ちちんぷいぷい 何の呪文でありしかなТPPを見ざる日はなく

池本一郎『萱鳴り』(2013年)

「ТPPを見ざる日はなく」という下句は、「ТPP」という言葉を新聞やテレビの上で、ということだろう。この作者の歌には、飄々としたユーモアが感じられて、いつも楽しくページをめくることができる。

ジャーナリストの堤美果の本などを読めば、現在日本人が置かれている状況は、長新太作の絵本『ブタヤマさんたらブタヤマさん』の主人公のようなものだということがわかる。『ブタヤマさん~』についての出版社の紹介文を引くと、「ブタヤマさんは、ちょうとりに夢中。うしろからおばけや、大きなイカやヘビなどが呼びかけても知らん顔。ちょっとこわいが楽しいお話。」とあって、河合隼雄が最終講義で引いているのをテレビで見て以来、私はこの絵本が恐るべき傑作だと思うようになった。

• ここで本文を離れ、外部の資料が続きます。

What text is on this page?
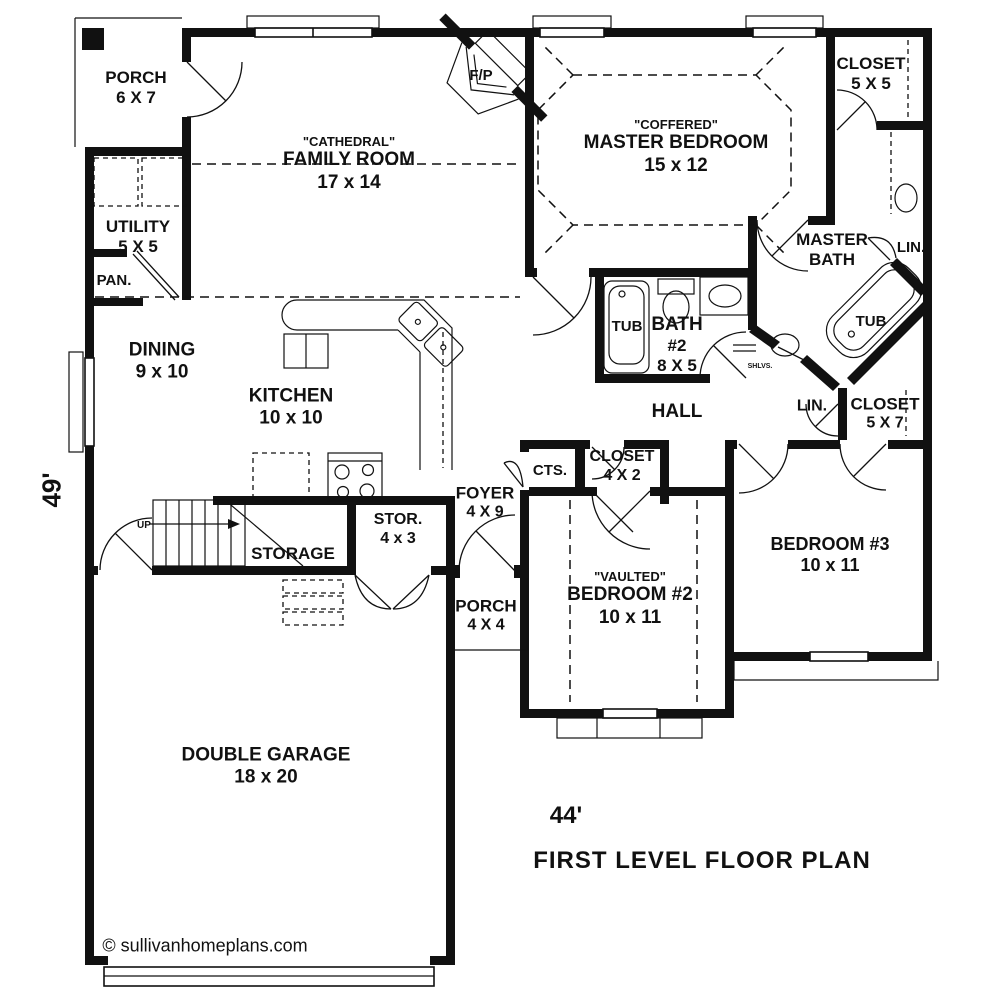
PORCH
6 X 7
"CATHEDRAL"
FAMILY ROOM
17 x 14
F/P
"COFFERED"
MASTER BEDROOM
15 x 12
CLOSET
5 X 5
UTILITY
5 X 5
PAN.
MASTER
BATH
LIN.
TUB
DINING
9 x 10
KITCHEN
10 x 10
TUB BATH
#2
8 X 5	SHLVS.
HALL	LIN. CLOSET
5 X 7
CTS.
CLOSET
4 X 2
FOYER
4 X 9
STOR.
4 x 3
STORAGE
UP
PORCH
4 X 4
"VAULTED"
BEDROOM #2
10 x 11
BEDROOM #3
10 x 11
DOUBLE GARAGE
18 x 20
49'
44'
FIRST LEVEL FLOOR PLAN
© sullivanhomeplans.com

私は自分が調べ物や考え事をしている時など、コンステレーション(共振)によるものとしか考えられないような偶然にしょっちゅう出くわす。何か調べたいと思って手に取った本をぱっと開くと、そこに知りたいと思ったまさにそのことが書いてあるというようなことは普通のことだ。これは誰にでもあることで、別に特別な能力ではない。むろん本や資料の場合は、熟練や慣れによるものもあるけれども、普通に仕事をしていれば予想したところに予想通りのものが来るということは、ありがちなことである。だから、人間にはもともとそういう能力が備わっているのだと思う。

さて、「ちちんぷいぷい」と言って退散しないお化けをどうしたものか。ゲームに移し替えて、ゼロ戦で撃ち落とすのもいいかもしれない。